It hadn’t always been like this. In times past, things had been far more positive, far more expansive and assured. Looking back from the rusting present, they were the golden days, shiny and inviolable.
And the writer of the psalm knows where the blame lies. The fault can be laid, fairly and squarely, at the door of the God to whom they belong. The living God, the God of all the earth; the unconquerable, all-powerful God of covenant faithfulness. And right now, this God is acting deaf, playing dead and covering his eyes to their harsh reality. In a devastating charge, he is accused of having sold his people for a pittance and been none the richer for it.
What galls the writer is that this would be understandable if they had acted treacherously towards him, but they hadn’t. They had been faithful to the covenant; they had kept their part of the bargain - and he had reneged on his (see Lev. 26:3-8). And so he must be roused, awakened to their plight, stirred to take his own vocation seriously. Wasn’t it he who said they would be his people and he their God? Then it’s time to make good on his commitment.
Those are serious charges against a God whose character is supposedly marked to the core by faithfulness and integrity. But this is a deal he did not make and cannot keep.
The apostle Paul quotes verse 22 in Rom. 8:36 as he speaks of his and his colleagues' experiences in serving Jesus. They are not spared the suffering; in fact, they’re like sheep ready to be slaughtered. Nevertheless, "in all these things", in all the struggles and sorrows, in all the perplexities and alarms, they are more than conquerors in Jesus.
The experience of God’s people, as much in the Old Testament as in the New, would be traced along the arc of suffering for the sake of God’s purposes in the world. That would, of course, be uniquely fulfilled by Jesus the Messiah. Yet, whilst not replicating his atoning work, his people nevertheless share in bearing his marks upon their bodies and fill up his sufferings in their own flesh (Gal 6:17; Col 1:24).
The (gospel) mystery of the anguish of Psalm 44 is that, if it wasn’t discipline for sin, then it must have a sanctifying - that is, a missional - dimension to it. The work of God progresses in the world not through sweeping all his enemies away in military victory but by the triumph of love over evil, even in the face of slaughter.
The truth was, he hadn’t forsaken his people; he hadn’t refused to keep the bargain they believed he had made with them. There never was a promise of seamless victories over all hardship and all enemies.
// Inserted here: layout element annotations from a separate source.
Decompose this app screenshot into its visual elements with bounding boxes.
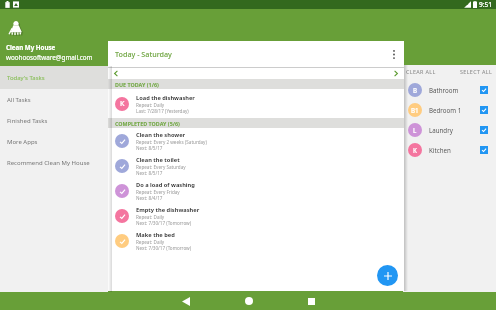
staticText: Finished Tasks (7, 117, 48, 125)
staticText: All Tasks (7, 96, 31, 104)
button[interactable]: Home (217, 292, 280, 310)
staticText: Repeat: Every Saturday (136, 164, 186, 170)
staticText: Clean the toilet (136, 156, 180, 164)
button[interactable]: B (403, 80, 496, 100)
staticText: Bedroom 1 (429, 106, 462, 114)
staticText: Repeat: Every Friday (136, 189, 180, 195)
staticText: Load the dishwasher (136, 94, 195, 102)
staticText: COMPLETED TODAY (5/6) (115, 120, 180, 127)
button[interactable]: More Apps (0, 131, 108, 152)
staticText: Kitchen (429, 146, 451, 154)
button[interactable]: Empty the dishwasher (108, 203, 404, 228)
staticText: Repeat: Daily (136, 102, 165, 108)
button[interactable]: Finished Tasks (0, 110, 108, 131)
staticText: L (413, 126, 417, 134)
button[interactable]: Clean the shower (108, 128, 404, 153)
button[interactable]: L (403, 120, 496, 140)
staticText: Next: 8/4/17 (136, 195, 163, 201)
staticText: Next: 8/5/17 (136, 145, 163, 151)
button[interactable]: Previous day (108, 68, 124, 79)
staticText: More Apps (7, 138, 38, 146)
staticText: Do a load of washing (136, 181, 195, 189)
button[interactable]: Add task (377, 265, 398, 286)
button[interactable]: SELECT ALL (460, 68, 493, 75)
button[interactable]: K (108, 89, 404, 118)
button[interactable]: Recommend Clean My House (0, 152, 108, 173)
staticText: Empty the dishwasher (136, 206, 200, 214)
button[interactable]: Today's Tasks (0, 66, 108, 89)
button[interactable]: Next day (388, 68, 404, 79)
staticText: Next: 8/5/17 (136, 170, 163, 176)
staticText: woohoosoftware@gmail.com (6, 53, 93, 62)
button[interactable]: CLEAR ALL (406, 68, 436, 75)
button[interactable]: All Tasks (0, 89, 108, 110)
button[interactable]: Do a load of washing (108, 178, 404, 203)
staticText: Laundry (429, 126, 453, 134)
staticText: Repeat: Daily (136, 239, 165, 245)
button[interactable]: B1 (403, 100, 496, 120)
staticText: Bathroom (429, 86, 459, 94)
staticText: 9:51 (479, 0, 493, 9)
staticText: Today's Tasks (7, 74, 45, 82)
staticText: Repeat: Every 2 weeks (Saturday) (136, 139, 207, 145)
button[interactable]: Recent apps (280, 292, 343, 310)
button[interactable]: Make the bed (108, 228, 404, 253)
button[interactable]: More options (388, 48, 400, 60)
staticText: Today - Saturday (115, 49, 172, 59)
staticText: K (413, 146, 417, 154)
staticText: Make the bed (136, 231, 175, 239)
staticText: Next: 7/30/17 (Tomorrow) (136, 220, 192, 226)
staticText: Clean My House (6, 43, 56, 51)
staticText: K (120, 99, 125, 109)
staticText: DUE TODAY (1/6) (115, 81, 159, 88)
staticText: Recommend Clean My House (7, 159, 90, 167)
staticText: Next: 7/30/17 (Tomorrow) (136, 245, 192, 251)
button[interactable]: Clean the toilet (108, 153, 404, 178)
staticText: B (413, 86, 418, 94)
button[interactable]: Back (154, 292, 217, 310)
staticText: Last: 7/28/17 (Yesterday) (136, 108, 189, 114)
staticText: B1 (411, 106, 419, 114)
staticText: Clean the shower (136, 131, 186, 139)
staticText: Repeat: Daily (136, 214, 165, 220)
button[interactable]: K (403, 140, 496, 160)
Rather, their experience would presage the coming of the Messiah, whose sufferings would be for a world of sin. And those who suffer with him will have the Spirit of glory and of God resting upon them as he leads them in the unbreakable security of his love. We have his word on that.
The serpent would strike their heel but, in the Messiah, they would crush his head, through the gospel of the God of peace (Romans 16:20).